Lors du dernier conclave budgétaire, nous avons décidé de modifier l'article 31 de la loi du 24 juillet 1987 sur le travail temporaire, le travail intérimaire et la mise de travailleurs à disposition d'utilisateurs. L'objectif est de mettre fin aux problèmes d'application générés par cet article et faire clairement la distinction entre les entreprises qui recourent réellement à de la sous-traitance et les entreprises qui effectuent des mises à disposition interdites.

Deuxièmement, la mise en place d'une disposition anti-abus visant à permettre au juge national, aux organismes de sécurité sociale compétents et aux inspecteurs sociaux d'appliquer la législation belge en matière de sécurité sociale à un travailleur « détaché » si un de ces organes constate que celui-ci est assujetti illégalement à la sécurité sociale d'un autre État. Cette nouvelle disposition anti-abus permettra de réagir très rapidement à tout nouveau cas de fraude, ce qui est primordial comme l'a signalé cet inspecteur à la radio.

Je citerai également le projet de directive européenne visant à mieux encadrer les contrôles et l'assistance administrative entre les États membres, ainsi que plusieurs initiatives visant à promouvoir et à soutenir l'échange d'informations entre les inspections du travail des États membres.

À cet égard, le développement du système informatisé d'échanges IMI - Internal Market Information - permet d'améliorer la collaboration entre les inspections du travail des pays membres de l'Union européenne et de contrôler les travailleurs « détachés ».

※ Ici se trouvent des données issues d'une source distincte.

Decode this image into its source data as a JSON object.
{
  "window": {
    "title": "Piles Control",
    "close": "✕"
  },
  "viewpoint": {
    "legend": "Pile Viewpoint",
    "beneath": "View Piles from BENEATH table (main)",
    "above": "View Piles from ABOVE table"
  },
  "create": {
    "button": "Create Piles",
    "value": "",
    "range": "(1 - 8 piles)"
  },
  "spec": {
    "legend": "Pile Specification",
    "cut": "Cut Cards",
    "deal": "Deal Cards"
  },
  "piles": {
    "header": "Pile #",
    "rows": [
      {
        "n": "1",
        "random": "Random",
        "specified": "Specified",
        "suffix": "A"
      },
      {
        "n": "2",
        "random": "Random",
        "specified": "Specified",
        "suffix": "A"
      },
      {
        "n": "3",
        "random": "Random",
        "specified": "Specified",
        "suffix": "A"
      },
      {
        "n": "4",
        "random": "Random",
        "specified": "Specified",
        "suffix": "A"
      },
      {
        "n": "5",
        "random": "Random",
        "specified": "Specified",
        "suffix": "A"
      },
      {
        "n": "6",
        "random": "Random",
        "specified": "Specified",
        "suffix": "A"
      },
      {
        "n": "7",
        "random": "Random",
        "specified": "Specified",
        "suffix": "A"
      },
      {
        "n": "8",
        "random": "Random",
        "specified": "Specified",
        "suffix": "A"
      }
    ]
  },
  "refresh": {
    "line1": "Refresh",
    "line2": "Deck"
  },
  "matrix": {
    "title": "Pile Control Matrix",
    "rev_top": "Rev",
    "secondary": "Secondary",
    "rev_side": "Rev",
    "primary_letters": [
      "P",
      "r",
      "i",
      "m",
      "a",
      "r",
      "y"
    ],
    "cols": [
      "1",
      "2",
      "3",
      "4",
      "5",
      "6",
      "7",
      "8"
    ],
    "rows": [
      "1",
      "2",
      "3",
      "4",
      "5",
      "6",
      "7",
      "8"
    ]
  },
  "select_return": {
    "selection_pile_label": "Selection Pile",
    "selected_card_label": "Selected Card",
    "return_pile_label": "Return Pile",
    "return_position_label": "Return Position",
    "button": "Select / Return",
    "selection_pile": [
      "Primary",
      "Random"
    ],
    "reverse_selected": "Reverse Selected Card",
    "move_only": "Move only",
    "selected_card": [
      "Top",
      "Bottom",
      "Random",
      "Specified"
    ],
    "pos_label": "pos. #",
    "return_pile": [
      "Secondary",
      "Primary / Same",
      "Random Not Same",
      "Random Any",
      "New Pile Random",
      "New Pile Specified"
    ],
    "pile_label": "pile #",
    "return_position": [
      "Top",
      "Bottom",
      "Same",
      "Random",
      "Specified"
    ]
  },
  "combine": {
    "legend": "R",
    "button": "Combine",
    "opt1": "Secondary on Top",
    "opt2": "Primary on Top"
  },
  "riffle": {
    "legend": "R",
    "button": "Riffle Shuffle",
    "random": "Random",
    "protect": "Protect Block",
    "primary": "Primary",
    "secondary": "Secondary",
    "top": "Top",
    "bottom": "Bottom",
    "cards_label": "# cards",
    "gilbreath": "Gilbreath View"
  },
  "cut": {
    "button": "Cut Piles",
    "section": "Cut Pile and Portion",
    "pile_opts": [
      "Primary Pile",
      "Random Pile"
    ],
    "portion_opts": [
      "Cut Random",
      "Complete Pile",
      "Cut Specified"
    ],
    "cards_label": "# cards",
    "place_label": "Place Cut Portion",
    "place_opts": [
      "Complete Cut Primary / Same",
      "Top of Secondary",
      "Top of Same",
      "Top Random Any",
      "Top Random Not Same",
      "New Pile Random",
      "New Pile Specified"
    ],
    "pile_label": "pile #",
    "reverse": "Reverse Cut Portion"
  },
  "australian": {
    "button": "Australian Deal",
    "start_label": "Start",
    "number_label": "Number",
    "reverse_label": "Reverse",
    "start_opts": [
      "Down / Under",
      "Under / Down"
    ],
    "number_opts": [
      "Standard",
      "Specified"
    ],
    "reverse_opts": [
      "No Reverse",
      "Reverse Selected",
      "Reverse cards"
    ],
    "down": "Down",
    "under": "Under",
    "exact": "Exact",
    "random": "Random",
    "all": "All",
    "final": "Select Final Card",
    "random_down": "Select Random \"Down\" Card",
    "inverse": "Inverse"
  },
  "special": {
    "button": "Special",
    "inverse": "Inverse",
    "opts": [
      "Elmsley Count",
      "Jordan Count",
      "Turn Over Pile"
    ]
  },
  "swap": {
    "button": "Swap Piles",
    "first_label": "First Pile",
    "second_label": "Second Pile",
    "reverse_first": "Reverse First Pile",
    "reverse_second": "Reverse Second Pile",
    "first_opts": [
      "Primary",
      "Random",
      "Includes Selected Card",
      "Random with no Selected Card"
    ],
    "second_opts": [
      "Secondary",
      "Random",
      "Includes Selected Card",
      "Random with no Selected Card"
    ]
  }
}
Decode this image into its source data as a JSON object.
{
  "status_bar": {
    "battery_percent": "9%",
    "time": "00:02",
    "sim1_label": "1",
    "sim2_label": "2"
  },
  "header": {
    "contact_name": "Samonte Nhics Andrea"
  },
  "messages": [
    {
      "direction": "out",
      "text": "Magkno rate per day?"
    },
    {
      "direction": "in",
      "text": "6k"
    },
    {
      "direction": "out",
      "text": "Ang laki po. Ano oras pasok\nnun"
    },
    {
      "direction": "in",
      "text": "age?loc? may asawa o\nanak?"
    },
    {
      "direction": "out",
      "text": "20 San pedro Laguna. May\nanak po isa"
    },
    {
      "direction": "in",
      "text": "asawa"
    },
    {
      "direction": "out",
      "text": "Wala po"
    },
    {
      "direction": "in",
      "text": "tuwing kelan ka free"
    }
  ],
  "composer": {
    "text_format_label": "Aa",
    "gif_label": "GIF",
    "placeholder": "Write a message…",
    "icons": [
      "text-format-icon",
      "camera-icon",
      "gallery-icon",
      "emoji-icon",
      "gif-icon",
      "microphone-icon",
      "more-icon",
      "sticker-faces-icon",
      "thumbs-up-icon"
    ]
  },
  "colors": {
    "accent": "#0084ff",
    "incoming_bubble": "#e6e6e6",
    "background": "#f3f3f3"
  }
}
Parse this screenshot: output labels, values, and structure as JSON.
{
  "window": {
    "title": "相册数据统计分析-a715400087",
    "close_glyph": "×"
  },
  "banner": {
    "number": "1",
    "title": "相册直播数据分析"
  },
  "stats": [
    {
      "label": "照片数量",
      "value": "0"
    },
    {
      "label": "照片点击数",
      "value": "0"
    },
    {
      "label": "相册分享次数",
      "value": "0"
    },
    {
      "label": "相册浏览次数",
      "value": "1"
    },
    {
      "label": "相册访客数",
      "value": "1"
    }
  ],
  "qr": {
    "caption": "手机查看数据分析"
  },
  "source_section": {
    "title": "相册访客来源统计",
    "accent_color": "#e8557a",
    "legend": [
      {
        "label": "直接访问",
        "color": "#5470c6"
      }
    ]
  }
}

Le 6 décembre dernier, la Commission a décidé d'utiliser des documents standards pour le volet fiscal, à l'instar de ce qui se fait pour le volet social.

Il y a également eu, en décembre, la suspension du système Limosa pour les indépendants. Ce système permettait aux États membres de prendre des mesures en cas d'abus et de dumping social. Nous ne pouvons donc plus utiliser ce système pour les indépendants ou les faux indépendants.

Une directive montre bien l'existence d'un dumping social mais, malheureusement, depuis l'arrêt rendu en décembre, nous ne pouvons plus appliquer ce système qui, néanmoins, devrait être réactivé à la fin du mois moyennant quelques adaptations.

Cela montre que l'Europe ne propose pas de solution aux problèmes rencontrés, notamment dans le transport, du fait de l'ouverture des frontières.

Ce qui a été fait ces derniers mois pour lutter contre les abus tant au niveau social que fiscal est assez positif. Nous restons confiants puisque la Belgique promulguera en 2013 une série de nouvelles lois qui devraient permettre d'intensifier la lutte contre les abus.

Mme Marie Arena (PS). - Cette réponse très précise montre que la complexité de ce dossier nécessite une intervention tant au niveau national, en collaboration avec les différentes administrations, qu'au niveau européen pour continuer à déterminer les exigences auxquelles doivent satisfaire les pays émetteurs. Le travail à réaliser est considérable.

Le gouvernement a pris un certain nombre de mesures dont la plupart entreront en vigueur en 2013. Ces mesures vont nécessiter du personnel. Malgré certains discours sur les réalités de notre administration, nous aurons besoin d'administrations efficaces, compétentes et en nombre suffisant pour pouvoir défaire les montages qui, comme vous l'avez expliqué, sont vraiment de toute nature. Ces montages très précis permettent à certains de frauder allègrement et d'abuser de notre système de sécurité sociale et de notre modèle social.

Nous ne pouvons donc que vous encourager à poursuivre dans cette voie et ne manquerons pas de vous réinterroger sur le suivi et l'application de ces mesures.